Malaysian palm oil hits three-week low
Palm oil also gained support from a rise in rival soyoil.
The benchmark palm oil contract for November delivery on the Bursa Malaysia Derivatives Exchange was up 4 ringgit, or 0.1%, at 3,856 ringgit ($893.32) a metric ton.
Fundamentals
Ukraine accused Russia on Thursday of using strategic bombers to strike a civilian grain vessel in a missile attack in Black Sea waters near NATO member Romania, escalating tensions between Moscow and the military alliance.
Dalian’s most-active soyoil contract rose 0.84%, while its palm oil contract was up 0.28%. The Chicago Board of Trade soyoil edged up 0.4%.
Palm oil tracks price movements in related oils as they compete for a share in the global vegetable oils market.
The Malaysian ringgit, palm’s currency of trade, rose 0.35% against the dollar. A stronger ringgit makes palm oil less attractive for foreign currency holders.

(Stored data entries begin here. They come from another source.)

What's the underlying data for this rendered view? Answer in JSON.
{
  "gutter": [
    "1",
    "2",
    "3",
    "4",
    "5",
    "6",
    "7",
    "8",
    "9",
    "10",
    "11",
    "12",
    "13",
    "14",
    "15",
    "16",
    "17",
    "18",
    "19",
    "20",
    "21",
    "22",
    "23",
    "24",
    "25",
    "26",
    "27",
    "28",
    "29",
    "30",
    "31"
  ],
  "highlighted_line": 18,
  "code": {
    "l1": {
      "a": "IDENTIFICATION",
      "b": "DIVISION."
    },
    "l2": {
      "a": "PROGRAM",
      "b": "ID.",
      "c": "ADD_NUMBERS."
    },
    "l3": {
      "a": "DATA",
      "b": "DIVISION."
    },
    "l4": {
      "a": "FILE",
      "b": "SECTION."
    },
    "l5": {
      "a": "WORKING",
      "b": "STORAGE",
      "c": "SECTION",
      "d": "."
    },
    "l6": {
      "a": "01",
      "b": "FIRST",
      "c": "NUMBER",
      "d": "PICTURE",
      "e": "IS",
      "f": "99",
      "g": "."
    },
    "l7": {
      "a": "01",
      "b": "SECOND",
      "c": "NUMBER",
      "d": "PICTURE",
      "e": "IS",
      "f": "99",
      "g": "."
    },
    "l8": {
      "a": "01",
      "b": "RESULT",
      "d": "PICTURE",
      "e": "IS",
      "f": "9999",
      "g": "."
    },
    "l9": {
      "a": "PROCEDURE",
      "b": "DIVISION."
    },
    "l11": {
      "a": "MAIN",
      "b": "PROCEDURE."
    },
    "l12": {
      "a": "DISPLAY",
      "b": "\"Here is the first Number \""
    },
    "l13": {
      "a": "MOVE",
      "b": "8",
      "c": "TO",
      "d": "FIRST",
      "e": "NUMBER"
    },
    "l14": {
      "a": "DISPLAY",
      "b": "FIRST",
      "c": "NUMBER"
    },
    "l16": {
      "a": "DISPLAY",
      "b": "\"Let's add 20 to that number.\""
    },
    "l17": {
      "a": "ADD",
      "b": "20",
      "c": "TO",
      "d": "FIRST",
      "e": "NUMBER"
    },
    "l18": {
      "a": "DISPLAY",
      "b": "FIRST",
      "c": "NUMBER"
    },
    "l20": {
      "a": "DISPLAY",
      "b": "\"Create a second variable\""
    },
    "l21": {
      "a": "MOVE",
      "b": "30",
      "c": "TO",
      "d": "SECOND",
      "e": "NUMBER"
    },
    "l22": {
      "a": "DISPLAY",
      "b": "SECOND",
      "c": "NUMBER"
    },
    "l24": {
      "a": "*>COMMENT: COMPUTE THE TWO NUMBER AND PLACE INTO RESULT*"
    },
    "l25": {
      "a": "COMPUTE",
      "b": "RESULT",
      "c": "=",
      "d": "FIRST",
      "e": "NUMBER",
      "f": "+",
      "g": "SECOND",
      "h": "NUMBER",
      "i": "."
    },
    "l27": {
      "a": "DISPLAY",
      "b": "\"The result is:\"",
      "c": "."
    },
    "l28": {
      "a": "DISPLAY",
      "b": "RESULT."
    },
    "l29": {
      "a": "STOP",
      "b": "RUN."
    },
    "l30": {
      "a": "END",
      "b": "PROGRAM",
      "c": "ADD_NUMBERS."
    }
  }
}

India’s palm oil imports in August fell more than a quarter from a month ago, primarily driven by sufficient domestic stocks and negative margins that discouraged refiners from purchasing more of the tropical oil.
Oil prices rose on Friday, extending a rally sparked by output disruptions in the US Gulf of Mexico, where Hurricane Francine forced producers to evacuate platforms before it hit the coast of Louisiana.
Stronger crude oil futures make palm a more attractive option for biodiesel feedstock.